柳云飞也觉得奇怪,“是不是这两日里,小白龙和精灵鬼思念父母,与它们的父母联络,然后就跑到了外面的草坪里去了?我看草坪里不下万匹独角马,说不定夹杂在其中。”
孟良摇摇头,说道,“这却没有可能。两匹独角马兽崽子是我带人在四个多月前去后坡林里收割青草,翻过坡林,正巧撞见两匹野生独角马兽在产子。两匹独角马兽看上去就受了重伤,等它们产下了小白龙和精灵鬼,就奄奄一息了。我检查了那伤势,好像是神龙墓的地龙所伤。想来独角马兽夫妇与地龙打斗争夺地盘,应该是不敌之下,公独角马兽抵住地龙的攻势,却让这两匹怀孕的母独角马逃离,并产下着小白龙与精灵鬼。地龙在独角马兽面前几乎无敌,而那匹公独角马兽无疑是已经死去了。”
柳云飞奇怪道,“为什么有两匹母独角马兽,却只有一匹公独角马兽?”
孔姬在旁回答道,“独角马兽很难生育,三年一孕,生一胎。生下一胎后,必须再等十年后才会再孕。而且独角马兽里面雌性比例较高,所以往往一匹公的独角马兽,就会匹配两到三匹雌性母马兽。独角马兽只有封印里才有,这些动物都有天敌,月神谷东侧千里外,就是神龙墓。神龙墓中的地龙又恰好是独角马兽的天敌。只是地龙更是难以生育,所以独角马兽要在这里生存繁衍,就要大量繁殖,至少要比地龙的繁殖速度要快近一倍,才能保证独角马兽生存下去。”

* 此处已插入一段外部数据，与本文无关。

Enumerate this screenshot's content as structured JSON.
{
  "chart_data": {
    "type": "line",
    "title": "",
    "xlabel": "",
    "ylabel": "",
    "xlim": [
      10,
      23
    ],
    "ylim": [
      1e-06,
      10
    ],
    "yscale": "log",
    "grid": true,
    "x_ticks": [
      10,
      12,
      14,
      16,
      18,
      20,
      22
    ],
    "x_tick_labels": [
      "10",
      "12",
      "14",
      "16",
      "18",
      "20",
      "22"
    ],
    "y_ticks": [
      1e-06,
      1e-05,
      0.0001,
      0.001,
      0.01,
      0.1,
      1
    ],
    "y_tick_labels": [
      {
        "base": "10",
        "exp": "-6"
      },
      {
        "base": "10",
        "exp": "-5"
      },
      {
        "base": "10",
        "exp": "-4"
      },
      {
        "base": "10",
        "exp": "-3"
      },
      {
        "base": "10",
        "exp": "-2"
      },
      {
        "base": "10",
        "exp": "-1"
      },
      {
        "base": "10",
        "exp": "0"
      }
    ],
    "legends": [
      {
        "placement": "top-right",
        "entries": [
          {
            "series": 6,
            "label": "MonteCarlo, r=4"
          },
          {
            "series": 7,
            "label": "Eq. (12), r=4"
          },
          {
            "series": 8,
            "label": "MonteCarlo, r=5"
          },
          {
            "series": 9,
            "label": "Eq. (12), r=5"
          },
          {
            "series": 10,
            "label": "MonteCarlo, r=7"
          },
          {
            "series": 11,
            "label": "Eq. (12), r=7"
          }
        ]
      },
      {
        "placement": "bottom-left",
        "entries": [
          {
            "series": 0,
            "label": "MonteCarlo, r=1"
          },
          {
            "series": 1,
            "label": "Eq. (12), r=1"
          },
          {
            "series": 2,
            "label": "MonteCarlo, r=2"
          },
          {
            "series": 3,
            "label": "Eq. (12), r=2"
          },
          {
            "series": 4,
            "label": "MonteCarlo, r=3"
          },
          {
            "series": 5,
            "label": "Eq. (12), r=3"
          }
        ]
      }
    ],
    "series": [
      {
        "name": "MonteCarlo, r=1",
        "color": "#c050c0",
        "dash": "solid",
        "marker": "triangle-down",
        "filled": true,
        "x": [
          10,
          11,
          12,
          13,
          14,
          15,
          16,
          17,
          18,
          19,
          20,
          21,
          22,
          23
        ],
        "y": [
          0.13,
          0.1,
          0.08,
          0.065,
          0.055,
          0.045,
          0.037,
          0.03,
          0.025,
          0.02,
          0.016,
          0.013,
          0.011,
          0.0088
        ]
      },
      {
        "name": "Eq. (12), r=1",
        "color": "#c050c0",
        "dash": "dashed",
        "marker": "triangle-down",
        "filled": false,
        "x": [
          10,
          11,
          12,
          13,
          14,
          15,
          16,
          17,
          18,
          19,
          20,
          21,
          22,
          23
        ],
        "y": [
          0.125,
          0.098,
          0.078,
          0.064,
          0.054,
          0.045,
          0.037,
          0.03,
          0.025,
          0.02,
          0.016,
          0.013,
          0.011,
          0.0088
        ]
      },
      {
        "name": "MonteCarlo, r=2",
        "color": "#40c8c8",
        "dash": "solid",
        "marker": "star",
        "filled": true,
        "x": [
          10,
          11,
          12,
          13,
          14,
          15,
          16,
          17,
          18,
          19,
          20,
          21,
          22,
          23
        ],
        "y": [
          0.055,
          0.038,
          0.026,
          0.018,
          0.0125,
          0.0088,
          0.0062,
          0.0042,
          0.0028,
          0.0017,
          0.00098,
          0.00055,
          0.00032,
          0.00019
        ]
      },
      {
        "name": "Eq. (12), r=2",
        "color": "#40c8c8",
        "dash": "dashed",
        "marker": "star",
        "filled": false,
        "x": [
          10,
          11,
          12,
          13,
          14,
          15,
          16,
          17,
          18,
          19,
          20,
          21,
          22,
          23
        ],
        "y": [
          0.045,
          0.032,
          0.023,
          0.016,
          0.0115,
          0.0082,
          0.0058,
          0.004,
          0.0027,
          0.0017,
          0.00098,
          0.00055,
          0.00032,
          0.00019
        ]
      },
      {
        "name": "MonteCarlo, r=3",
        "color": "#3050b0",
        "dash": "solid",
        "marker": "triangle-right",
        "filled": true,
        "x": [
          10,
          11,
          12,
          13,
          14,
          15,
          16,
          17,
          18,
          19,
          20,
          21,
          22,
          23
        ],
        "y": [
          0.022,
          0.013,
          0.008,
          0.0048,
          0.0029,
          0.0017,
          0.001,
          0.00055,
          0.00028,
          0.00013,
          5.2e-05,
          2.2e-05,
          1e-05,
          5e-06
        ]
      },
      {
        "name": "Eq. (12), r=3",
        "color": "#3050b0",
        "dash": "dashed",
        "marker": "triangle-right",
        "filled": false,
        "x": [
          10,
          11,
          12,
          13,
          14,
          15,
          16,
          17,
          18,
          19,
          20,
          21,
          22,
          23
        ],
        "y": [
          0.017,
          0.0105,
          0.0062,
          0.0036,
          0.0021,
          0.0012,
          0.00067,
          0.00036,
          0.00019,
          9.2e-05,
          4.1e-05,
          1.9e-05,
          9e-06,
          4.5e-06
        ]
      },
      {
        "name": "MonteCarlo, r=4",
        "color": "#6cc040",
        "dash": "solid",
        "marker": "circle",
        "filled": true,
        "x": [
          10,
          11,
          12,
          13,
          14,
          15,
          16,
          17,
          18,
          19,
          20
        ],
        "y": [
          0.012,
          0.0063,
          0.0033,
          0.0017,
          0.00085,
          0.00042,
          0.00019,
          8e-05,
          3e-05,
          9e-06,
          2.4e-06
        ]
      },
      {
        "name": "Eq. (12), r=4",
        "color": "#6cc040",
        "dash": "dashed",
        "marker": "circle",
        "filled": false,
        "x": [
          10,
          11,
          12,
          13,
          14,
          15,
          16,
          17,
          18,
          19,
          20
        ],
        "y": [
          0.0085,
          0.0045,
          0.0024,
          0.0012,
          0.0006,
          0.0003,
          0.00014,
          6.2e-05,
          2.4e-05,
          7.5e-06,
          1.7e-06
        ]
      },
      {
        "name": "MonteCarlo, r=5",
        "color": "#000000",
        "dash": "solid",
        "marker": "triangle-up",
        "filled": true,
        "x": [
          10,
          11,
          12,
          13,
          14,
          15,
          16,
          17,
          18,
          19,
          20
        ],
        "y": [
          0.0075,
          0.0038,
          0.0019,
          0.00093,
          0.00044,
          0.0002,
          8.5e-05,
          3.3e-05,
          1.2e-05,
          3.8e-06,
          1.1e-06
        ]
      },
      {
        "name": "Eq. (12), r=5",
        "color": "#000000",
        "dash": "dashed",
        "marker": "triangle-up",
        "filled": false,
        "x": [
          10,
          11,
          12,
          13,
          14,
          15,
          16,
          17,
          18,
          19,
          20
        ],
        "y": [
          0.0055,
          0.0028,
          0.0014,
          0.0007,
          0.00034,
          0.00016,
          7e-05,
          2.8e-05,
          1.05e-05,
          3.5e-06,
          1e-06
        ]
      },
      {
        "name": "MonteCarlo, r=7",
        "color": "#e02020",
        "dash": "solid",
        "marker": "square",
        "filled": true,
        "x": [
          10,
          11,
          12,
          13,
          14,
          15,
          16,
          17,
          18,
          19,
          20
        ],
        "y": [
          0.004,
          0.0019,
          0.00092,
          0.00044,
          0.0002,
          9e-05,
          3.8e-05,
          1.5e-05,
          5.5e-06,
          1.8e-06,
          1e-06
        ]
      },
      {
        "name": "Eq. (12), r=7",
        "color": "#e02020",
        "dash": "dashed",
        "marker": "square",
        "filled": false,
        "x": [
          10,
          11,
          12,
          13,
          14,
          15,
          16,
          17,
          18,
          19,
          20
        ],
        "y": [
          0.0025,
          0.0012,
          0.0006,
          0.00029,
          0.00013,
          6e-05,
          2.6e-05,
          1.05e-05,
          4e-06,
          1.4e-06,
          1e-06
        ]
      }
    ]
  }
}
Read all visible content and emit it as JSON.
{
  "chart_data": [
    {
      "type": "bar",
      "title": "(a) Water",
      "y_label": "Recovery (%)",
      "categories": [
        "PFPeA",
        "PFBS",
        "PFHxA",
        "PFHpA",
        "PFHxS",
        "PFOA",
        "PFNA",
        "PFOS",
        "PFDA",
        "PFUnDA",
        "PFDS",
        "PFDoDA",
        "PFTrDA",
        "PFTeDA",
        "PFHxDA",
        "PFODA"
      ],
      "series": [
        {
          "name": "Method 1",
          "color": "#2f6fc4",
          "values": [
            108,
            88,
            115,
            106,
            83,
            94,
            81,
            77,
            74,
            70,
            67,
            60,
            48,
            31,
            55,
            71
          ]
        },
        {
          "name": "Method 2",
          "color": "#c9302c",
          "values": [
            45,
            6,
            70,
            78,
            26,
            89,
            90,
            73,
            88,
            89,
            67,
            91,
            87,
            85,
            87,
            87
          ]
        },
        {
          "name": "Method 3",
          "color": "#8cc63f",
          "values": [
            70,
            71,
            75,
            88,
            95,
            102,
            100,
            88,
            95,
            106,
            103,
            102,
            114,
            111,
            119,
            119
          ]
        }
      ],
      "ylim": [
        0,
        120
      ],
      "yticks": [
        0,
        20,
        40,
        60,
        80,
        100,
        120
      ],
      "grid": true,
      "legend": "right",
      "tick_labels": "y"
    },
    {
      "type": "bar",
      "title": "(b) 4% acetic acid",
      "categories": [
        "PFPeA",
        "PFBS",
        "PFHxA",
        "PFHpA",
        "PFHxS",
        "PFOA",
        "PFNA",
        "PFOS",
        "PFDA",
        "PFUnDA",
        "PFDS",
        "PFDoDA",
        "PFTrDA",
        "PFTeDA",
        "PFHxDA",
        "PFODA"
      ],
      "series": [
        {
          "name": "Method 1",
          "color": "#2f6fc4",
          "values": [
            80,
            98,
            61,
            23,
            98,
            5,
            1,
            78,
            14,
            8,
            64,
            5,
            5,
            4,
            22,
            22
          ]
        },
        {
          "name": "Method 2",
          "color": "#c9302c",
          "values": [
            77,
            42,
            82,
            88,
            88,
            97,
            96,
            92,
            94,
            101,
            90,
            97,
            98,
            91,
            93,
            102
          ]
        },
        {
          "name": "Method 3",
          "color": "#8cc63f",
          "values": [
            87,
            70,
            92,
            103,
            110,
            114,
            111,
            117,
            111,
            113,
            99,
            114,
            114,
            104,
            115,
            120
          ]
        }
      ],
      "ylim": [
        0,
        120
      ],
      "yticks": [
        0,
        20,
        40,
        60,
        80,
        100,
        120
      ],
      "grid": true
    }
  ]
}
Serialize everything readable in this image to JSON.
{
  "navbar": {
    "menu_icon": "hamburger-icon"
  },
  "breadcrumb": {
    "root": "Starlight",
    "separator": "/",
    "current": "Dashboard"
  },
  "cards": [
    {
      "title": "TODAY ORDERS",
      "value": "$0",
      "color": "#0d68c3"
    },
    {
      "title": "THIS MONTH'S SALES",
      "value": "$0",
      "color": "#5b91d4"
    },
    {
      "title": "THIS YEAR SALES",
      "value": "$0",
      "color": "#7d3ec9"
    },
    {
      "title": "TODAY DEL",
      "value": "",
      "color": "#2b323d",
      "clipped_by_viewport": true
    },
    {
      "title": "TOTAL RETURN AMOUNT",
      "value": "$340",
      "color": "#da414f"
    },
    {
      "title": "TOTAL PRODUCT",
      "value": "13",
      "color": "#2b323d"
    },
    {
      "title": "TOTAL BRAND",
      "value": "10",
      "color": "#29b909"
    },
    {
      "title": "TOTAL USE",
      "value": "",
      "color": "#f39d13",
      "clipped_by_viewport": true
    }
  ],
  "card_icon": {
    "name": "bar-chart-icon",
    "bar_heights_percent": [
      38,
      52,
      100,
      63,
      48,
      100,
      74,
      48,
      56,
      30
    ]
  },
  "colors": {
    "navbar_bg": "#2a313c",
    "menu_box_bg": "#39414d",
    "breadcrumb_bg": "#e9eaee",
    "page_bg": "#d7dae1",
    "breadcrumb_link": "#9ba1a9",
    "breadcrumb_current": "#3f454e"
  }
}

柳云飞听了,不禁若有所思,“动物生存,也是讲究物竞天择,适者生存。”
孔姬听了柳云飞这话,不禁叹道,“看云飞弟弟不过四五岁年纪,这句物竞天择,适者生存的确概括得再妙不过了。”
柳云飞听了赫然,“我也不知道这些话是谁告诉我的,只是心中所思,嘴里便自然而然的说了出来。但我寻思,这些话必然不是我第一个说出来的。”柳云飞沉思片刻,又道,“孟良哥哥是否见到了那死去的公独角兽?还有地龙又是什么模样?它有什么本领?”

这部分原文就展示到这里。